= Bai Tianhui =

Chinese politician (1978–2025)

Bai Tianhui (Chinese: 白天辉; October 1978 – 9 December 2025) was a Chinese politician. He was executed in 2025 for taking bribes.

== Career ==
From 2014 to 2018, he served as the general manager of Huarong (Hong Kong) International Holdings Co., Ltd., and China Huarong International Holdings Co., Ltd. He successively served as capital operation director, assistant to the general manager, director, deputy general manager and general manager. He was a subordinate of Lai Xiaomin, the former chairman of Huarong Group.

After Lai Xiaomin was dismissed, Bai was also investigated. In January 2019, the case of Bai Tianhui suspected bribery was investigated by the Tianjin Municipal Supervision Commission and transferred to the procuratorate for review and prosecution.

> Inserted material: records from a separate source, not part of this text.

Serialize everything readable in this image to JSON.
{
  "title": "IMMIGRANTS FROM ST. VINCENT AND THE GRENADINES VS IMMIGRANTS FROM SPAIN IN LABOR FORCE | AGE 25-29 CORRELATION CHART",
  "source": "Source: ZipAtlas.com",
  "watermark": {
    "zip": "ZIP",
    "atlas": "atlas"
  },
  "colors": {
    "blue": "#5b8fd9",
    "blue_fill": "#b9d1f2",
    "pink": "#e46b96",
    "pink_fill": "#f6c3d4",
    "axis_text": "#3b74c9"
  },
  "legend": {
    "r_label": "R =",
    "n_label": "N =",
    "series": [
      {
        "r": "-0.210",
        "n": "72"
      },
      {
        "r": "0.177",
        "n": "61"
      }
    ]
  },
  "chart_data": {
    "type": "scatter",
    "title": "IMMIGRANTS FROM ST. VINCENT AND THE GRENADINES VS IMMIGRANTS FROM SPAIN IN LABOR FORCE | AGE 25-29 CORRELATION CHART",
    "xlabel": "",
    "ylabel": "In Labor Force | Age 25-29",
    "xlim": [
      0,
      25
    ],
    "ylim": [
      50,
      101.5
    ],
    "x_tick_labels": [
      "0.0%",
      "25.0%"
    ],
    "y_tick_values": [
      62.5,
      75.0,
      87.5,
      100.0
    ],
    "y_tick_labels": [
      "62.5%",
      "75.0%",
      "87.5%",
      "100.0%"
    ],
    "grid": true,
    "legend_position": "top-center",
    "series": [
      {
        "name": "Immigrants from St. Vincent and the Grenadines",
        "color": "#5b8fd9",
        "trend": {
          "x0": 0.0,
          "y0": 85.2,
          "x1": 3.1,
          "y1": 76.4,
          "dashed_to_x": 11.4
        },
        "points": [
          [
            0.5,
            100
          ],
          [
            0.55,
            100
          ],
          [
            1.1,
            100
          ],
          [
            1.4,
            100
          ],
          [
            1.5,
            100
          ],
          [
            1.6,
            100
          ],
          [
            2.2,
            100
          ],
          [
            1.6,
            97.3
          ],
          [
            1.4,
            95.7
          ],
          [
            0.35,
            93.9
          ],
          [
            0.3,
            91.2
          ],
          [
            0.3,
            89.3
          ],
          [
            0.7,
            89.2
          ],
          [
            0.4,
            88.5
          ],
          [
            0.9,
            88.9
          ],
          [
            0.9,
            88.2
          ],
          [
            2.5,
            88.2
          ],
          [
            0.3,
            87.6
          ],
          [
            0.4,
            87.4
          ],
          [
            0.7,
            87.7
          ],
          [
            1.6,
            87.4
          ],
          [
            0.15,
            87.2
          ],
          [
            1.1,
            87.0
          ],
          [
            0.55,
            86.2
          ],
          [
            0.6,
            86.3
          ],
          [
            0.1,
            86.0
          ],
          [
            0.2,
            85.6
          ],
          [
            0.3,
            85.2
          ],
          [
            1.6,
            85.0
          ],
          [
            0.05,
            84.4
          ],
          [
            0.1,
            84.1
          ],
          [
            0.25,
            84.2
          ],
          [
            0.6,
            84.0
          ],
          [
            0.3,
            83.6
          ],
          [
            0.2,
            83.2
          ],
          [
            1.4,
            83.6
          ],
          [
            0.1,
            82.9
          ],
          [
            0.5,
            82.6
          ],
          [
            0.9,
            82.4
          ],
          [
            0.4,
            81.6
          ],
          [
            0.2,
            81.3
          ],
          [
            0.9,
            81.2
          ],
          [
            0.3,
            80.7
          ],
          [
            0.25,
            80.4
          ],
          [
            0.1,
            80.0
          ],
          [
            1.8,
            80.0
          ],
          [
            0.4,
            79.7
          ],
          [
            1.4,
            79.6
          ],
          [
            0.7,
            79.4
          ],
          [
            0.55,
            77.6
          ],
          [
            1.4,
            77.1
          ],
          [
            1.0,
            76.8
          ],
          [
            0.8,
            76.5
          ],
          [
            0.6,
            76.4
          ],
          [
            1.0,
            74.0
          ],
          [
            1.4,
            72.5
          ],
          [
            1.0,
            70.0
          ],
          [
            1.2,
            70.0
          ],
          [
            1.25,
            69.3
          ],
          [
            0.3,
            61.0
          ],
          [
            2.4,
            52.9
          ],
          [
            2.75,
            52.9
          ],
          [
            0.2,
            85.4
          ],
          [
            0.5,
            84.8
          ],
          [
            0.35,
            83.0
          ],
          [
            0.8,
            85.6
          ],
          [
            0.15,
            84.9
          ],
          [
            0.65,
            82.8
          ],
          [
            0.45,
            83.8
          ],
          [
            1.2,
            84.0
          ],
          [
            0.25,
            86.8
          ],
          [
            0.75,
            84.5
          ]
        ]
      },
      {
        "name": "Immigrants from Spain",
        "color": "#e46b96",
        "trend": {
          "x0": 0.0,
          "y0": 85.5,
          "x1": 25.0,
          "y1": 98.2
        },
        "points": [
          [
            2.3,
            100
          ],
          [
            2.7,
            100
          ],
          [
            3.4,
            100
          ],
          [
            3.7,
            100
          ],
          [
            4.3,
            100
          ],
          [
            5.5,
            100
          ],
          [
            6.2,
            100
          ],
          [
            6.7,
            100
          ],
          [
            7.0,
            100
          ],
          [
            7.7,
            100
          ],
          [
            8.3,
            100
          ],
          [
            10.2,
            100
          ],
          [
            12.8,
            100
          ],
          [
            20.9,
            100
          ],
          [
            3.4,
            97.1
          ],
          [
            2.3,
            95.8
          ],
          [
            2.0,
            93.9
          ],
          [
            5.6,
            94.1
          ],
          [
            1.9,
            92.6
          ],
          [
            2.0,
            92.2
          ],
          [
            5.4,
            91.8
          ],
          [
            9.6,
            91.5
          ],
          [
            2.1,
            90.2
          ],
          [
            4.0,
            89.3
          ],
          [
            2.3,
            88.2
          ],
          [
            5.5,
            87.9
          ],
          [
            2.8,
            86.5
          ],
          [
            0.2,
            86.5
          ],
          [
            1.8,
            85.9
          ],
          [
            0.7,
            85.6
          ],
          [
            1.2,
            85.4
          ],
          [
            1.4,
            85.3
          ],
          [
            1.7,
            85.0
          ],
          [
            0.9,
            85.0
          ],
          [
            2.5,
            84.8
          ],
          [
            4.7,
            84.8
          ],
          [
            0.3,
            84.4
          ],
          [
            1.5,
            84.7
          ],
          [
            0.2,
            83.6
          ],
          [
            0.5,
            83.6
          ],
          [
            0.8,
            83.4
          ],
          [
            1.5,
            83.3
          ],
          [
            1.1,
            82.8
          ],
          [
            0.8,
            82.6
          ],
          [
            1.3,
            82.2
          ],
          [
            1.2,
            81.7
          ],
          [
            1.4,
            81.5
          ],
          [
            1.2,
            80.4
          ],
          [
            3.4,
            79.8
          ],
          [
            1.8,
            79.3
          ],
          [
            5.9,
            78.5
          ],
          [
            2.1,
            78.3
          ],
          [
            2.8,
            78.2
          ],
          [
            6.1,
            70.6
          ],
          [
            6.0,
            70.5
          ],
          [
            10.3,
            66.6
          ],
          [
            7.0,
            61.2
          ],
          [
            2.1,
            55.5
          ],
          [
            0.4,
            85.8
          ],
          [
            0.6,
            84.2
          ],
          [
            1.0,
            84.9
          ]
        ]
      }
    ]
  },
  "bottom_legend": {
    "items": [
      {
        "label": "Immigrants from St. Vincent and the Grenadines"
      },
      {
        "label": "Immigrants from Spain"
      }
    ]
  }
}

After the Supreme People's Procuratorate designated jurisdiction and reviewed and prosecuted by the Second Branch of the Tianjin Municipal People's Procuratorate, the latter made an arrest decision against Bai, and three other former executives of Huarong, Wang Pinghua, Guo Jintong, and Zhao Zichun, were arrested at the same time. In the second episode of the anti-corruption feature film "National Supervision" broadcast on 13 January 2020, Bai Hui appeared on the screen to tell the details of Lai Xiaomin's case.

== Execution ==
On 28 May 2024, he was sentenced to death by the Tianjin No. 2 Intermediate People's Court in the first instance for accepting bribes. With the approval of the Supreme People's Court, he was executed on 9 December 2025, at the age of 47.